TEMPO.CO, Jakarta - Menteri Perindustrian Airlangga Hartarto menjelaskan, pada triwulan ketiga 2017, kontribusi industri pengolahan nonmigas terhadap produk domestik bruto (PDB) nasional mencapai 17,76 persen. Jumlah ini lebih tinggi dibanding sektor lain, seperti perdagangan 12,98 persen, konstruksi 10,26 persen, serta pertanian, kehutanan, dan perikanan 13,96 persen.
"Pertumbuhan ini menandakan para pelaku industri sudah terbangun optimismenya membangun pabrik di Indonesia," ujar Airlangga, seperti dikutip dari siaran pers Kementerian Perindustrian, Selasa, 7 November 2017.
Lebih lanjut, ia menjelaskan, cabang industri pengolahan nonmigas yang mengalami pertumbuhan paling besar pada triwulan ketiga 2017 adalah industri logam sebesar 10,60 persen, industri makanan dan minuman 9,46 persen, industri mesin dan perlengkapan 6,35 persen, dan industri alat angkutan 5,63 persen.
Penyebab meningkatnya pertumbuhan industri logam, menurut Airlangga, adalah adanya kebijakan hilirisasi yang telah dicanangkan Presiden Joko Widodo.
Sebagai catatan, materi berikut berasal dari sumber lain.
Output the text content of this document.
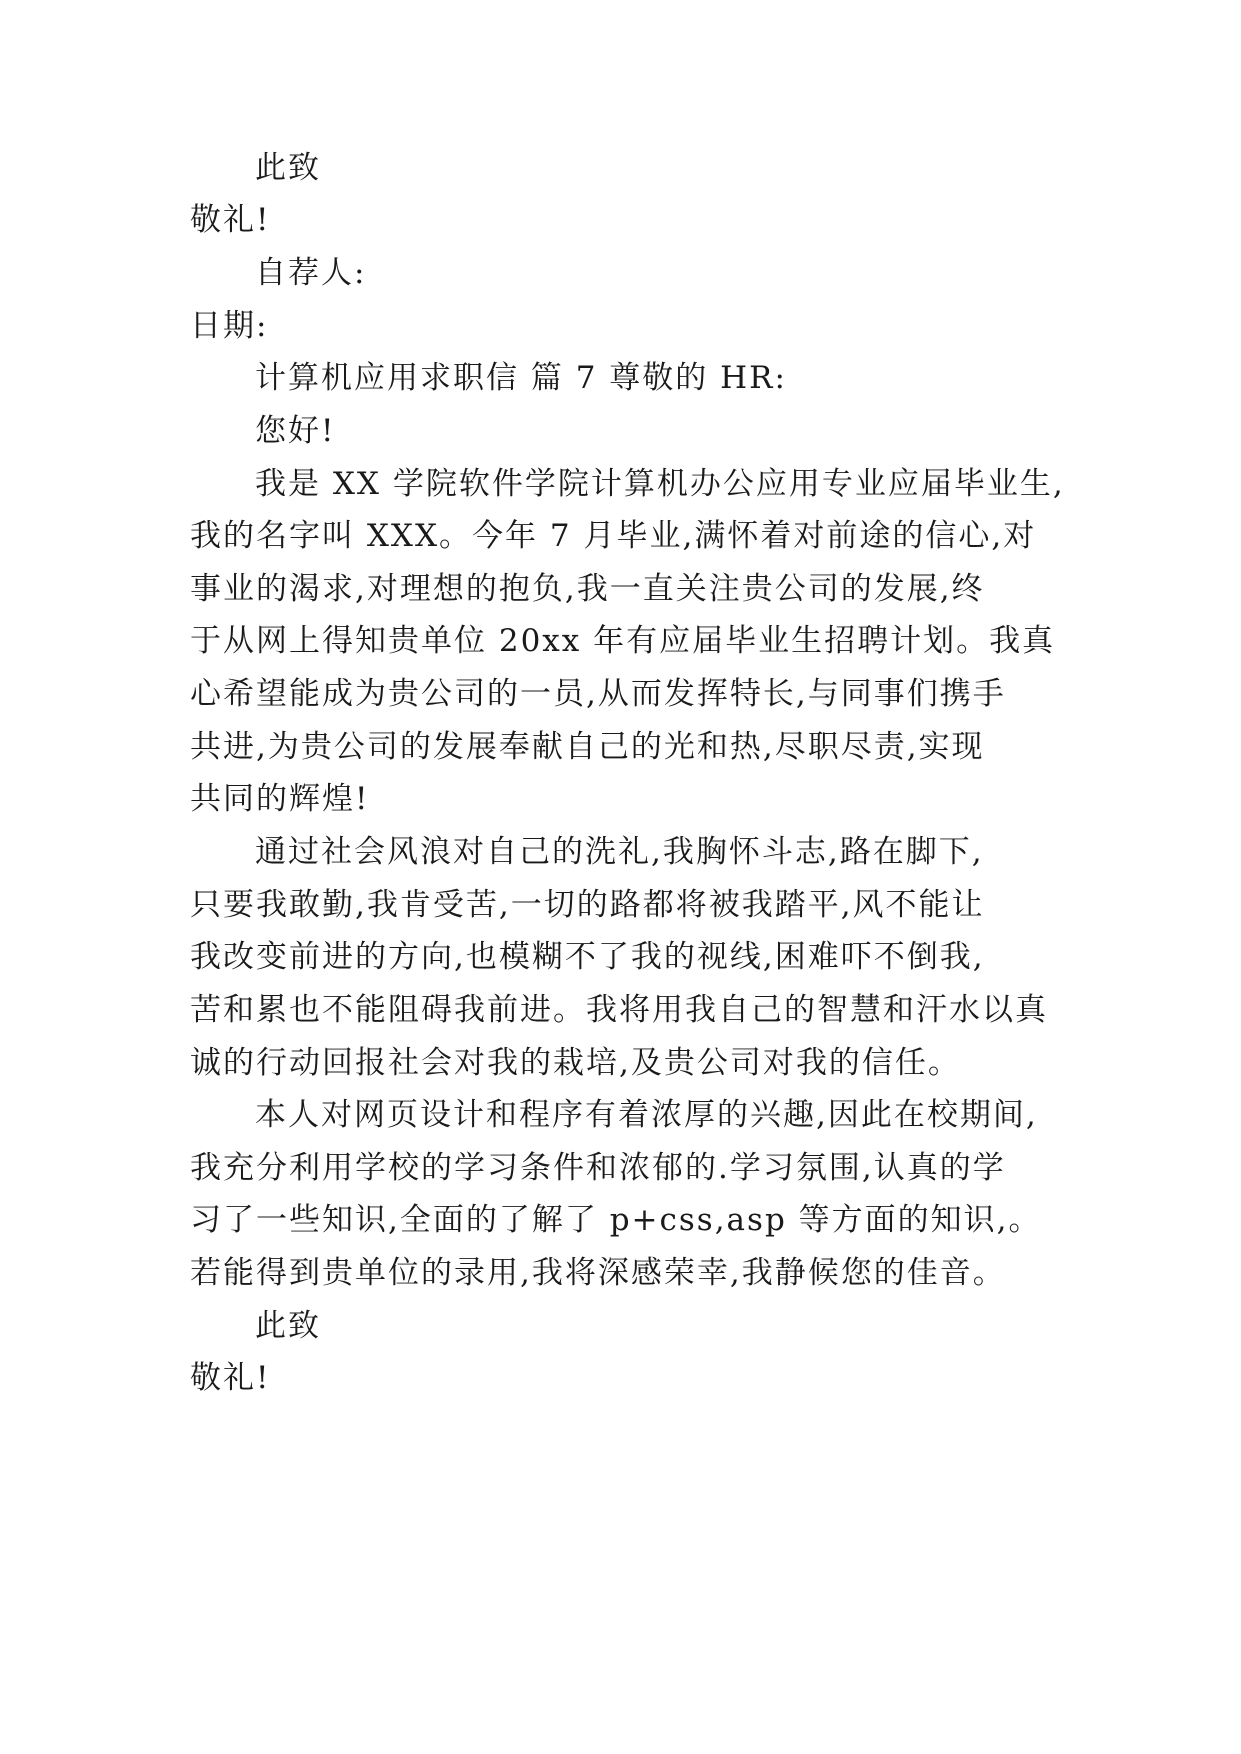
此致
敬礼!
自荐人:
日期:
计算机应用求职信 篇 7 尊敬的 HR:
您好!
我是 XX 学院软件学院计算机办公应用专业应届毕业生,
我的名字叫 XXX。今年 7 月毕业,满怀着对前途的信心,对
事业的渴求,对理想的抱负,我一直关注贵公司的发展,终
于从网上得知贵单位 20xx 年有应届毕业生招聘计划。我真
心希望能成为贵公司的一员,从而发挥特长,与同事们携手
共进,为贵公司的发展奉献自己的光和热,尽职尽责,实现
共同的辉煌!
通过社会风浪对自己的洗礼,我胸怀斗志,路在脚下,
只要我敢勤,我肯受苦,一切的路都将被我踏平,风不能让
我改变前进的方向,也模糊不了我的视线,困难吓不倒我,
苦和累也不能阻碍我前进。我将用我自己的智慧和汗水以真
诚的行动回报社会对我的栽培,及贵公司对我的信任。
本人对网页设计和程序有着浓厚的兴趣,因此在校期间,
我充分利用学校的学习条件和浓郁的.学习氛围,认真的学
习了一些知识,全面的了解了 p+css,asp 等方面的知识,。
若能得到贵单位的录用,我将深感荣幸,我静候您的佳音。
此致
敬礼!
Industri baja saat ini fokus mengembangkan klaster untuk memproduksi 10 juta ton per tahun, lalu industri nikel akan menghasilkan empat juta ton stainless steel. Kemudian akan dibangun pabrik baja karbon dengan kapasitas 3,5 juta ton per tahun.
Selain membuat pertumbuhan industri logam menanjak naik, program hilirisasi terus memacu sektor agro dan tambang mineral terus berkembang.
"Upaya ini terbukti membawa peningkatan nilai tambah produk, investasi, serapan tenaga kerja, dan penerimaan devisa," ujar Airlangga.
Klaim Airlangga terhadap kemajuan industri nonmigas selaras dengan data yang dirilis Badan Pusat Statistik (BPS) pada 1 November lalu. BPS mencatat pengolahan nonmigas tumbuh 5,49 persen pada triwulan ketiga 2017 atau naik dibanding periode triwulan pertama 2017 yang hanya mencapai 4,76 persen dan triwulan kedua 2017 3,89 persen. Pertumbuhan ini juga melebihi pertumbuhan ekonomi sebesar 5,06 persen.